Tears, hugs follow jurors’ $3.1 million award to whistleblower in teacher credentialing case
A Sacramento woman fired from the California Commission on Teacher Credentialing after disclosing a three-year backlog in teacher misconduct complaints has won a $3.1 million jury verdict in a lawsuit against the agency and two of its executives.
Whistleblower Kathleen Carroll, an attorney for the commission until her termination in November 2010, revealed sweeping backlogs, nepotism in the agency and favoritism that within a year led to a blistering state audit of its educator discipline process. Then-state Auditor Elaine Howle characterized the commission as one of the worst-run agencies she had ever investigated.
Carroll said she wept after the jury verdict. This has been six years of my life, she said this week. As the jurors were walking out, some of them had tears in their eyes and came to me and hugged me. It was very emotional. I think they put themselves in my position. They seemed very compassionate about what I went through.

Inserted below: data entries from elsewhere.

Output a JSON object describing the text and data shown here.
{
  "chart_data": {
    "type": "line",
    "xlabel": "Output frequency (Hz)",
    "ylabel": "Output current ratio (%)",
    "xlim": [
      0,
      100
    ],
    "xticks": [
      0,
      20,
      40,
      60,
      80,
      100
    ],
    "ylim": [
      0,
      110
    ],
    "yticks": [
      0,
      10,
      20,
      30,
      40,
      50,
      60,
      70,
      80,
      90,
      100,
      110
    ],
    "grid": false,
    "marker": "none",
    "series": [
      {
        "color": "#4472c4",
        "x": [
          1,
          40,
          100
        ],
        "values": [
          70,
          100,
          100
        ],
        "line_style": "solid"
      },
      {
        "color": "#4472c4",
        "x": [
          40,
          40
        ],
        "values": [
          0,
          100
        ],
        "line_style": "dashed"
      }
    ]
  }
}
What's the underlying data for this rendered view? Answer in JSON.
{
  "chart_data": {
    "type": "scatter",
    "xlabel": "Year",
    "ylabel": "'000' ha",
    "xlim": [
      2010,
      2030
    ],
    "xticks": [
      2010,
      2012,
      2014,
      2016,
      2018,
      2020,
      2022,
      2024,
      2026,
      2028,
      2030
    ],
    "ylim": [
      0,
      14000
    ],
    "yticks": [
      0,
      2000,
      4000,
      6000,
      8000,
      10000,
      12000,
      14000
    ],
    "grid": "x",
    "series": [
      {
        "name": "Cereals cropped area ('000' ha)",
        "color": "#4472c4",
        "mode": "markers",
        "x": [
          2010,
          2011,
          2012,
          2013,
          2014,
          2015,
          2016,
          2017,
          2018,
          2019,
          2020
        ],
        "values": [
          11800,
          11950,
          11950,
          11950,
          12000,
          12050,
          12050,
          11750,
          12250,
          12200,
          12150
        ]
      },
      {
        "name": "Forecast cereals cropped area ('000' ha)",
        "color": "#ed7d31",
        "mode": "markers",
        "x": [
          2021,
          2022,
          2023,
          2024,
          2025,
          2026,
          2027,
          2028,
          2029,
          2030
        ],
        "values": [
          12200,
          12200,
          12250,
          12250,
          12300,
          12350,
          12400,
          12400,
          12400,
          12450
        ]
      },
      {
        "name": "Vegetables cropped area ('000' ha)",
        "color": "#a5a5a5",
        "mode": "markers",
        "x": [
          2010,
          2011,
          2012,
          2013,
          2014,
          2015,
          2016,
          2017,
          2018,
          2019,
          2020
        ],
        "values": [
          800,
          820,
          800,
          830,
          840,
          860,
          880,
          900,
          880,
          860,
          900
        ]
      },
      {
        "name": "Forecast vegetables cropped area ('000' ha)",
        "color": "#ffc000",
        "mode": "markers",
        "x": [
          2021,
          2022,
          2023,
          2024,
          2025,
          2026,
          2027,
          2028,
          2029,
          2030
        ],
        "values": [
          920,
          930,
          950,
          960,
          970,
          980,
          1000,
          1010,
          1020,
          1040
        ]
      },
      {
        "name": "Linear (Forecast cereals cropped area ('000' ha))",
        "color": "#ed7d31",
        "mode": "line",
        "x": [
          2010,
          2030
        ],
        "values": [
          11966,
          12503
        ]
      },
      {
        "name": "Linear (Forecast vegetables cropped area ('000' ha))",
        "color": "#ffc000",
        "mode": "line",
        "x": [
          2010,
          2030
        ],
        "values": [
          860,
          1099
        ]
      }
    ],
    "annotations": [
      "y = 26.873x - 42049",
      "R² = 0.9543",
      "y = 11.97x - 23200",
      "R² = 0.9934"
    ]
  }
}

Sacramento Superior Court jurors issued their verdict Aug. 10 following a 20-day trial and after little more than six hours of deliberations, said Dan Siegel, Carrolls attorney in Oakland. The whistleblower retaliation suit named the commission along with former general counsel Mary Armstrong, who headed the division that oversaw teacher sanctions, and assistant chief counsel Lee Pope. Both have since retired.